Antecipou a satisfação de rever a beleza daqueles olhos verdes na mulher responsável pelo desejo de reencontro e de permanência, mesmo que por outro curto intervalo de tempo. Confirmou em seu íntimo a densidade do significado daquela viagem. Deixou algumas frases alinhavadas para não se flagrar em incômodos silêncios. Entretanto, optou por deixar nada preparado. De modo espontâneo a saudade seria descaracterizada pelo abraço da chegada, haveria a certeza de que todo gesto se impregnaria da ternura envolvendo a presença que se aguardou. As mãos se dariam como reflexo da afeição declarada.
Apenas mais um dia. Pouco mais de um dia.
Quinta-feira, 21 horas.
Muitos eventos. Nestas horas, seria incompatível avaliá-los. Desde sua chegada, ele havia convivido com a ansiedade, provocada muito provavelmente pelas incertezas vindas do período de ausência. A inquietude era inevitável.
Mas seria melhor nem cogitar levá-la em consideração. Afinal, a esta altura a
luminosa mulher já teria encerrado os compromissos e, na manhã seguinte, viajaria
algumas centenas de quilômetros para que voltassem a estar juntos.

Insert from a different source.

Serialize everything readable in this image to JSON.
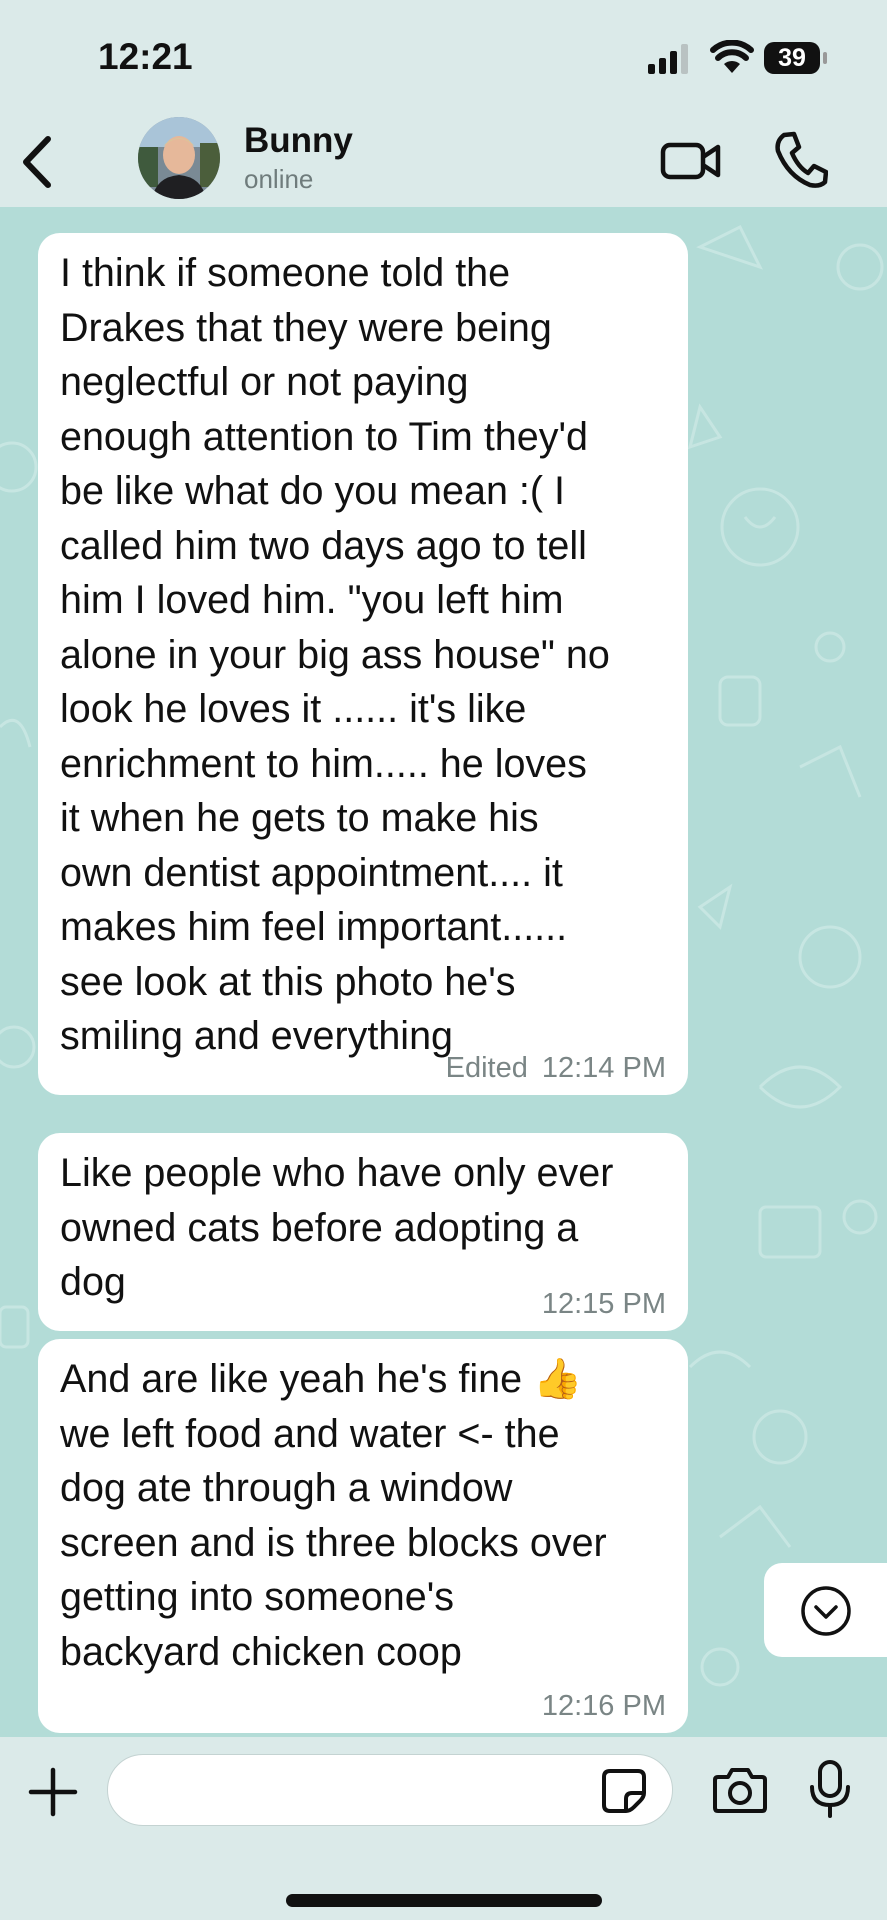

No saguão do hotel sentou-se diante do monitor e, pela primeira vez no dia, acessou sua caixa postal. Talvez ela tivesse deixado a mensagem confirmando o horário de sua chegada e o local do encontro. Talvez voltasse a dizer que seriam muito bem-vindas as palavras ao vivo e o olhar que as acompanha. Talvez repetisse que desejava muito dividir as alegrias e as conquistas que haviam sido recebidas como presentes da vida. Coisas assim. Mas ... não havia mensagem. As atividades deviam ter sido mesmo muito intensas, pensou. Navegou mais um pouco, retornou à sua caixa postal. Nada havia se alterado.
Subiu para o repouso. Revisou o material a ser utilizado no trabalho do dia seguinte, fez algumas adequações e deixou a serenidade invadir sua imaginação. Reviu a agenda, confirmou que estaria ocupado até o meio da tarde. Conferiu os números dos telefones da floricultura e do restaurante em que faria a reserva para o jantar. Flores seriam fundamentais: rosas amarelas. Depois, seria ótimo se saíssem para dançar.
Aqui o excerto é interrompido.